One good thing about my job is the endless hours give you a lot of time to think. When I was sifting through hundreds of wet pears the other day, I spent most of my shift thinking about purpose. As my lovely coworker Julie constantly reminds me, you’ve got to remember why you’re doing this because otherwise, she grimly says, you might not make it.
My current job is to push pears on a conveyor belt half a foot forward and to make sure the machine doesn’t jam approximately every forty seconds for ten hours a day. I also pick out the rotten, squishy, bug bitten pears. I see pears the size of cherry tomatoes, sweet potatoes, and as round as oranges. They can be white, orange, red and brown, but all of them smell like chlorine. Needless to say, it’s also very, very repetitive.
Julie’s mantra has me thinking. My purpose right now is to get my visa for another year in Australia. Every morning when I wake up, my purpose is to get ready for work so I can succeed. I practice this every day by eating good food, laughing, listening to music, making an effort to talk to friends and fam at all hours of the day. My world at this packing shed is very small, and it’s worth mining all the good out of this experience so I make it through the next two months.
And I can do it. Saving up, planning my next adventure. Making an effort to maintain the friendships in my life, be creative.
When I decided to come to Australia, I told myself I had a year to figure out exactly what the hell I wanted to do with my degree and my career. The question “what is my purpose?” daunted me. I thought pressing pause on my life and moving around the world might help. But with each passing week in Oz, I panicked. I still hadn’t decided what I wanted to do and I wasn’t making any personal progress on why I came here.

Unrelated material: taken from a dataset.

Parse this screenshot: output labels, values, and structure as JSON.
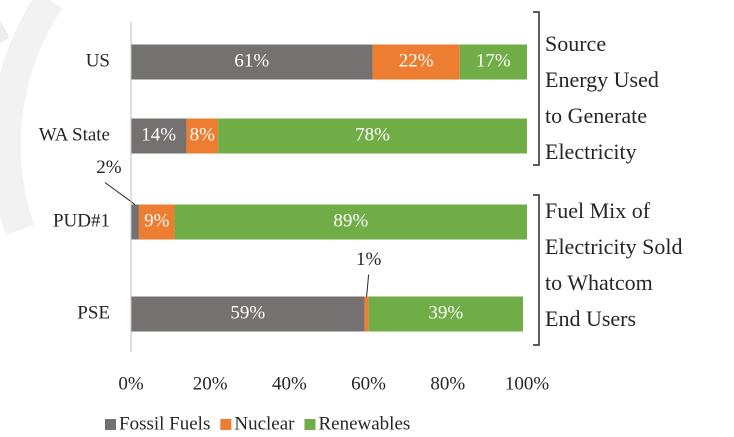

Until the lovely Julie started saying several times a day, remember why you’re doing this. And I was left alone uninterrupted for hours afterward. Remember why you’re here.
What’s your purpose? The visa. With the added joy of saving lots of money. For Ryan. For the experience to travel, to give yourself time. For the visa. For the visa.
By the time I graduated last May, I was on autopilot. I was fed up with planning and school. My Grandpa passed away as soon as I started my job back at the city. I was miserable and had no motivation about anything really in my life. All I had going on just sort of ended.
My life right now isn’t like that. My current job forces me to put one foot in front of the other. At the end of the day, I’m mentally able to walk away from work and focus on the next thing, which is a big improvement over my other jobs that left me a giant ball of stress. Now, I can focus on myself.